2021 Year-End Chair’s Message
As 2021 draws to a close, it’s easy to look back at a year that has been dominated by the COVID-19 pandemic and lose sight of important work that all the members of our department have done in advancing public health and biomedical research. While our faculty, postdocs, and students have continued their cutting-edge research unabated by the pandemic, many have stepped up in addressing issues directly relevant to understanding and combatting the SARS-CoV-19 virus. This includes analyzing the viral genome, looking at the ways in which environmental factors influence disease risk and severity, and exploring population dynamics and disease spread—as well as advising local, state, and national governments about the best policies and advising schools and other groups about scientifically sound practices to mitigate COVID risk.
Our students have proven to be incredibly resilient in navigating their graduate education under circumstances that make learning more difficult, and they, and the faculty, are to be applauded for working together as we transitioned between remote and in-person education. It has been particularly rewarding to see faculty using what they learned during remote classes to innovate the way they present material today. And honestly, there is little that is more rewarding as a professor than seeing our students gathered together on the bridge between buildings 1 and 2 to work on assignments together—or to see our postdocs running hybrid journal clubs so that they can foster the personal interactions and encounters that fuel collaborative discovery.

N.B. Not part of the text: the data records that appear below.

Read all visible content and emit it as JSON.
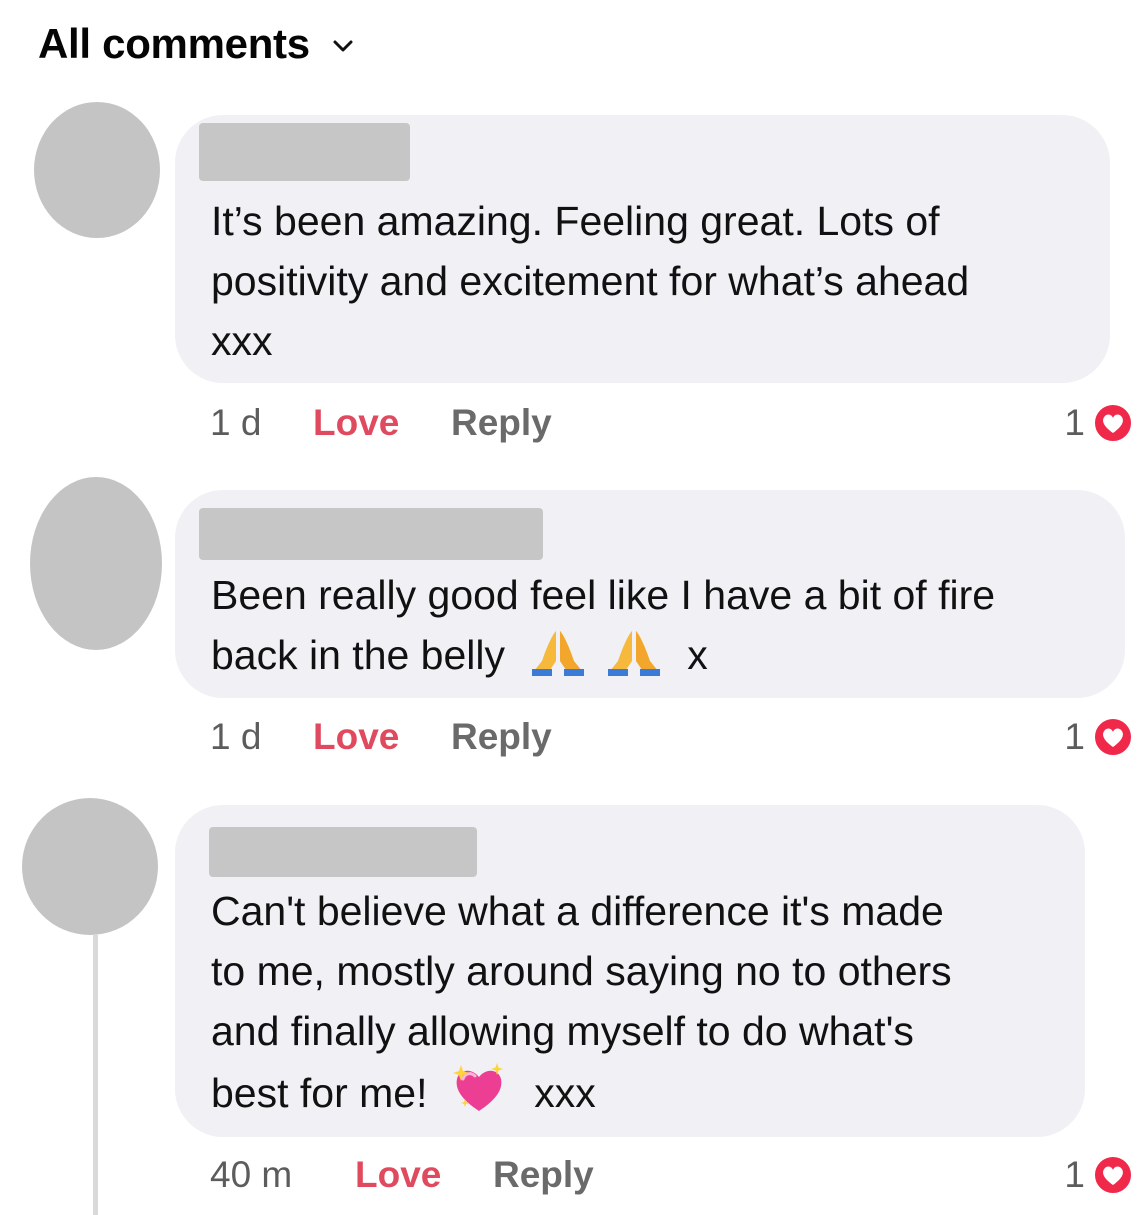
{
  "header": {
    "title": "All comments",
    "chevron_icon": "chevron-down-icon"
  },
  "comments": [
    {
      "text_lines": [
        "It’s been amazing. Feeling great. Lots of",
        "positivity and excitement for what’s ahead",
        "xxx"
      ],
      "time": "1 d",
      "love_label": "Love",
      "reply_label": "Reply",
      "reaction_count": "1",
      "reaction_icon": "love-reaction-icon"
    },
    {
      "text_lines": [
        "Been really good feel like I have a bit of fire",
        "back in the belly"
      ],
      "text_tail": "x",
      "emojis": [
        "folded-hands-emoji",
        "folded-hands-emoji"
      ],
      "time": "1 d",
      "love_label": "Love",
      "reply_label": "Reply",
      "reaction_count": "1",
      "reaction_icon": "love-reaction-icon"
    },
    {
      "text_lines": [
        "Can't believe what a difference it's made",
        "to me, mostly around saying no to others",
        "and finally allowing myself to do what's",
        "best for me!"
      ],
      "text_tail": "xxx",
      "emojis": [
        "sparkling-heart-emoji"
      ],
      "time": "40 m",
      "love_label": "Love",
      "reply_label": "Reply",
      "reaction_count": "1",
      "reaction_icon": "love-reaction-icon"
    }
  ],
  "colors": {
    "love": "#e04a5f",
    "bubble": "#f0f0f5",
    "avatar": "#c4c4c4",
    "reaction": "#f0284a"
  }
}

The department staff, including the administrative and grants management teams, also deserve a great deal of thanks and credit for supporting all of our operations while we were remote and then doing the Herculean work of organizing all the elements necessary to allow many of us to return to campus. We are grateful for all of their efforts to answer student questions, help our faculty with all sorts of questions, and navigate the uncharted waters of rapidly evolving university policies and regulations affecting our international scholars.
It is also important that our department has continued moving forward in growing and supporting our community. Applications to our SM and PhD programs continue to expand, reflecting the excellence of the students who wish to carry on their educational journey with us. We launched a junior faculty search to find someone who will continue to strengthen and broaden the expertise in our department, and the candidates who have applied indicate we will continue building on the excellence of our research enterprise.
We’ve continued to address issues of diversity, belonging, equity, and inclusion. Our department-wide town hall with the consultants from VISIONS, Inc, created an opportunity for us look critically at racial and gender biases in our department, and our Department-sponsored symposium “Eugenics and Statistics: Past, Present, and Future” reminded us how we have the power to make a difference in our profession and science in general. It has been particularly rewarding to see our department members join subcommittees that have come together to explore ways that we can broaden our recruitment efforts to reach more Black, Indigenous, and People of Color, to better support and retain all of our community while acknowledging the unique challenges that some may face, and to create programs that raise awareness of systemic racism and its ongoing effects. We look forward to working with these groups to implement new strategies that will advance our mission.
As we look to 2022, what excites us most is the prospect of taking the “COVID off-ramp” and returning to something approaching “normal” departmental life in which our community of scholars can share time together. All of us certainly miss the opportunity to speak to our colleagues in the halls, to drop into their offices for a quick chat, or to grab someone for a quick beverage at the end of the day. We also miss opportunities for our alumni and other departmental friends to visit the department and catch up on work and life.
The past two years remind us of the importance of the work that we all do. From pandemics and infectious diseases to structural racism, social and economic inequity, from climate change and social policy to genetics and behavior, we live in a world where our ability to collect, manage, analyze, and interpret data is increasingly important and valuable. As a department, we stand uniquely positioned to provide leadership in the quantitative health sciences so critically important for addressing today’s challenges and as a community, this is something we can best do together.
Thank you all for your being wonderful colleagues, collaborators, supporters, and friends. Happy holidays and best wishes for a healthy, happy, and successful 2022. We are so proud to be members of this incredible department and to have been trusted by you to lead our efforts. We are looking forward to seeing you again, in person, in the coming year.